Странное впечатление производит наш историк, если глядеть на него из нашего далеко: литературно одаренный модернизатор прошлого, тиранолюб и борец с «либералами», разоблачитель таинств христианства, добровольно пошедший на службу к тоталитарной власти. В зрелом возрасте стал внешне похожим на сильно похудевшего Отто фон Бисмарка: сходный рисунок твердого лица, ёжик коротко стриженых волос и щетинки усов, пенсне в стальной оправе, тяжелый взгляд. Умер 30 декабря 1954 г. на 96-м году.

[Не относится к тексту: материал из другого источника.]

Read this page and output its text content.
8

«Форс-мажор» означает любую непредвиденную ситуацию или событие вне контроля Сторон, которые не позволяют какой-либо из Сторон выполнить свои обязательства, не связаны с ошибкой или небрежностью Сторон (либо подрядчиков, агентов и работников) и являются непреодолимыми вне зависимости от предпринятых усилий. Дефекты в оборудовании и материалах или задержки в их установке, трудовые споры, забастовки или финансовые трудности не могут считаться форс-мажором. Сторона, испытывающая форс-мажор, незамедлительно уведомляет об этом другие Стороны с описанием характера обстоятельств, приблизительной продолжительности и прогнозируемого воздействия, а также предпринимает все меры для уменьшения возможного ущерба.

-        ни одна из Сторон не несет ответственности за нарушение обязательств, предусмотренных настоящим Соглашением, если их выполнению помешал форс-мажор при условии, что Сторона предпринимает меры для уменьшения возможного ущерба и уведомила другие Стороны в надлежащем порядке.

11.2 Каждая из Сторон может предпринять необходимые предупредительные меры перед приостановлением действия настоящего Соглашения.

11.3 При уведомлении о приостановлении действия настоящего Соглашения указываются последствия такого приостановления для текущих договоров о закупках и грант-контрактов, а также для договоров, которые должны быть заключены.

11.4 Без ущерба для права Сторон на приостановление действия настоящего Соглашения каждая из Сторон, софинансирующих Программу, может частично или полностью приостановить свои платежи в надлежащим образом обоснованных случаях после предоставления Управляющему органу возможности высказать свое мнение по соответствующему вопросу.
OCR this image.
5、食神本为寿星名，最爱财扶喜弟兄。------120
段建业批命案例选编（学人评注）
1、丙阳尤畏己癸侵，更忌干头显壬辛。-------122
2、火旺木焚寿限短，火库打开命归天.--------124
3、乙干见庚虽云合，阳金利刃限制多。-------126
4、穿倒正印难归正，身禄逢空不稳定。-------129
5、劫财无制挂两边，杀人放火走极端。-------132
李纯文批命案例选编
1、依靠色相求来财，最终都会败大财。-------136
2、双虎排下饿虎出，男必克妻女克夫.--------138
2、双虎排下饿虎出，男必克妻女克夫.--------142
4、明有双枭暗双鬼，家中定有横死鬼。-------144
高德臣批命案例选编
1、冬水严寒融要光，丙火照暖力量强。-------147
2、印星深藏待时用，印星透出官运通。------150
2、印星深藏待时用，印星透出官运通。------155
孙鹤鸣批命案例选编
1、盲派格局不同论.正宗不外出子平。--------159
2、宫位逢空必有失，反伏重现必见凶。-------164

Через месяц вышел некролог, в котором монотонно рассказывалось о том, что покойный много внимания уделял модернизации терминологии, но это не затронуло сути его работ. В отличие от многих других русских историков того времени он излагал события синхронистически, на широком историческом фоне, сделав большой шаг к всемирно-историческому изучению явлений, общепринятому сейчас в советской науке. Перечислялись известные нам вехи жизненного пути и труды, в которых «популярность и стройность изложения сочетаются с глубоким анализом источников и правильной оценкой личности и деятельности Ивана IV. Именно в эти годы Р.Ю. Виппер пересматривает с позиций марксизма – ленинизма свои старые взгляды в области древней истории». В работах, посвященных христианству, показал, «как создавалась легенда о Христе. Эти работы Р.Ю. Виппера имеют большое и актуальное значение, помогая делу атеистической пропаганды и разоблачению религиозных предрассудков»[259].
Сталину випперовский образ Ивана Грозного пришелся по душе, и он ориентировался на него в своей закулисной политике. Виппер был не одинок: рядом и вслед за ним восемь лет двигался целый отряд заказных «обелителей» царя и только один был «против». Против был историк Веселовский. А еще через два года покойного Виппера накрыла первая волна хрущевской десталинизации.